Several liquidity operations as well as symbolic intervention by the Ministry of Finance (at the 1s) eventually wrested control of the yield curve. By July, China’s government curve, which has never really been textbook pretty, was back to a more normal shape. Money rates were behaving again and more so CNY’s ascent continued undaunted (projecting confidence).
As those took shape, China’s bond market sold off in general. Government bond yields have been rising across the curve but mostly in the all-important middle. The 5-year rate that had been 3.48% as late as June 29 was 3.90% yesterday. The 10s that were 3.55% then are 3.88% now. Thus, China’s government bond curve is inverted again, but this time where it really counts.
As is usual in these circumstances, but especially with regard to anything China, the mainstream West is quick to re-assure.
China’s bond market has just turned upside down again. But unlike in the U.S. — where an inverted yield curve can signal an impending recession — there’s much less reason for President Xi Jinping to worry.
That’s because the anomaly is pretty much government-driven, with the central bank driving short-term rates higher to tamp down excessive leverage. Policy makers have stepped in on occasion to prevent excessive tightness, through cash injections or targeted easing. Yields also have climbed this week because of signs of an improving economy, with People’s Bank of China Governor Zhou Xiaochuan suggesting that growth may surprise to the upside. [emphasis added]
Even if the highlighted portion was true, for it to really be true the long rate would rise at least as far and as fast as the short rate in question. For the latter to go farther and faster than the former instead suggests, no, actually declares, serious market doubts as to whether improvement is meaningful.
Inversion in the 5s10s is about long versus short, bonds as well as economy. Five years and in reflects perceptions about what is happening right now; five to ten, the curve space where almost all the real money goes, the belly, is about how the short run may affect ultimately the long run – or not.
In other words, rising nominal rates as the 5s10s flattens and/or inverts suggests that the bond market perceives perhaps better economic growth now (or, alternately, lack of PBOC money market control), but that it won’t last much beyond now. In terms of China’s economic history the past five or six years, maybe Governor Zhou is right (for once) and that Chinese growth “may surprise to the upside” but it won’t be the kind of acceleration that changes China’s dangerous zero-growth economic baseline.
China’s just-released official PMI estimates for October show us just that potential. After rising suspiciously just before the start of the 19th Party Congress, both the manufacturing (51.6 in October vs. 52.4 September) as well as the non-manufacturing (54.3 in October vs. 55.4 September) PMI fell back this month. The former version was slightly less than the reading for August, while the latter is right back at the same low average level for the last year.

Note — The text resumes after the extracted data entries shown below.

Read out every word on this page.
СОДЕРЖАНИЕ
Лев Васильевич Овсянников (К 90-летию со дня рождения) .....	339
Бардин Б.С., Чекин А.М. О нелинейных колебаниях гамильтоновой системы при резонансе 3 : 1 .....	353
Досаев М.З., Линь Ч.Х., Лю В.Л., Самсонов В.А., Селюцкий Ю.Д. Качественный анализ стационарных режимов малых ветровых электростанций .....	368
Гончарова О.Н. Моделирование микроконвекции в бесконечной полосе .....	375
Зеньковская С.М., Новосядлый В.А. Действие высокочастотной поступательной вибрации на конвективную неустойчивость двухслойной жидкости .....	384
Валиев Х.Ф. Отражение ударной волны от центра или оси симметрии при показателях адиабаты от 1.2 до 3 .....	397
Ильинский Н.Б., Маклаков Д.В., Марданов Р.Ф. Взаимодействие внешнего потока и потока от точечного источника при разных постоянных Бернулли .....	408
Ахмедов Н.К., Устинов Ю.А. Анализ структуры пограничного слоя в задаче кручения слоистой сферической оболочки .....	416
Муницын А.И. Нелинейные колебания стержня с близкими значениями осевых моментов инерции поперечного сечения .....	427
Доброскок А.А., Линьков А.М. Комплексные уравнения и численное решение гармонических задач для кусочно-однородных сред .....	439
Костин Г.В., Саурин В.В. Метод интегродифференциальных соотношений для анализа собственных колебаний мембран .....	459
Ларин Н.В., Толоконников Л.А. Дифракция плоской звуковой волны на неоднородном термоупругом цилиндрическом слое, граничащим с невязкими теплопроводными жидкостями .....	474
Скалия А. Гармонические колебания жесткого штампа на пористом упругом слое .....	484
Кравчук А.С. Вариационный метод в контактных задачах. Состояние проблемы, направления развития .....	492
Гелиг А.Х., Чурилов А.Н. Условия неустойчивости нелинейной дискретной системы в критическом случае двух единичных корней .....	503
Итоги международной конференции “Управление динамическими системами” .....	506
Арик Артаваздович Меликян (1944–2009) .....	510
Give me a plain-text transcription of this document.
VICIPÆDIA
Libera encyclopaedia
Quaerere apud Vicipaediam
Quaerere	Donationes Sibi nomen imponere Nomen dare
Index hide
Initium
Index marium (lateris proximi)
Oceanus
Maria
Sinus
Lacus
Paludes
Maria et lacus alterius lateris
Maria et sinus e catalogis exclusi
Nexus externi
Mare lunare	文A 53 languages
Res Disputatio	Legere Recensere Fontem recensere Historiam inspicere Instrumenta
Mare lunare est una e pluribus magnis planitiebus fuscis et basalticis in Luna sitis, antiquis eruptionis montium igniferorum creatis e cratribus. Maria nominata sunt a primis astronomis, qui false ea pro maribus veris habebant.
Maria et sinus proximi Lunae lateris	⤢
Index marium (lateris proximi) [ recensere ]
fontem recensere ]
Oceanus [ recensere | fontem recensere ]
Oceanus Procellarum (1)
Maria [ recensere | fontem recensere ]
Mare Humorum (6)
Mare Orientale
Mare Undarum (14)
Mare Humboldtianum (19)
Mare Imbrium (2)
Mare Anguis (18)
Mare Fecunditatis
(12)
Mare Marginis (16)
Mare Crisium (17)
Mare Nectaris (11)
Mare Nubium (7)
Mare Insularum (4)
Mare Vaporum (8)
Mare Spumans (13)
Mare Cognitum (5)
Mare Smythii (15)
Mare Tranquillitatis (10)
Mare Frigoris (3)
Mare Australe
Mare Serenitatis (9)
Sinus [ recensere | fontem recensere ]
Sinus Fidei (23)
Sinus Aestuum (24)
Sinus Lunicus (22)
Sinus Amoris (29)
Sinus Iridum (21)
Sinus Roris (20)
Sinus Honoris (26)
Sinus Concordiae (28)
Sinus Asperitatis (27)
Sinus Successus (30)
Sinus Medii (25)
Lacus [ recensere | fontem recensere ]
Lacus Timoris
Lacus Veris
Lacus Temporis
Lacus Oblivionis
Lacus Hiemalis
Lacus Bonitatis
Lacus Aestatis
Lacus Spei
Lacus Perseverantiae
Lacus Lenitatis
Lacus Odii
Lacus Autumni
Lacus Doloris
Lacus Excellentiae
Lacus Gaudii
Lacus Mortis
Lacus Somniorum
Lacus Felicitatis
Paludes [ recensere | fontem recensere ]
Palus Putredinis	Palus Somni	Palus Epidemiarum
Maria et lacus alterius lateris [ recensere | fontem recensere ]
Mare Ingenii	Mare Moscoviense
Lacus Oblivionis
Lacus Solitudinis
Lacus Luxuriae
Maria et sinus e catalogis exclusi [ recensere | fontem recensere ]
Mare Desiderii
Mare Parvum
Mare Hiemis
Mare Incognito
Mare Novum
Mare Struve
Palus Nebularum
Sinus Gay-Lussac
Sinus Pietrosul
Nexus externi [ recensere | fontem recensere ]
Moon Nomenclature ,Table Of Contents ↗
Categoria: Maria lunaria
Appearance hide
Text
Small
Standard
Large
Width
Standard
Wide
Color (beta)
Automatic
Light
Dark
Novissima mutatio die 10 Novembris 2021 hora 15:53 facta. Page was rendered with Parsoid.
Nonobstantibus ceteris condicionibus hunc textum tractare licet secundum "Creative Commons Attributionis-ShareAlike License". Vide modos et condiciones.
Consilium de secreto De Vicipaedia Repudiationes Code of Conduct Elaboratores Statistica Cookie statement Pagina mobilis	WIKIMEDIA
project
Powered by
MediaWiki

There isn’t any acceleration in the headline indices, and underneath them are continued troubling signs. The manufacturing PMI for large Chinese industrial firms was a relatively decent 53.1 in October, but for small and medium firms the readings are still concerning, 49.0 and 49.8, respectively. That is surely the remnants of Chinese “stimulus” begun in early 2016 which flowed mostly into state-owned channels with little making an impact beyond.
New export orders for manufacturing firms also fell back in October. Rising only to 50.9 in July, this subcategory is right back at 50.1 in October. So much of the mainstream economic hype, even for China, is predicated on the ubiquitous but ephemeral “global growth.” There just isn’t any basis for that hope as we find time and again in data (exports) far more tangible and solid than PMI’s.
With that in mind, China’s government bond curve inversion is simply acknowledging these doubts that the media easily glosses over (and over and over). Some things never change, including how economists don’t get bonds in any country.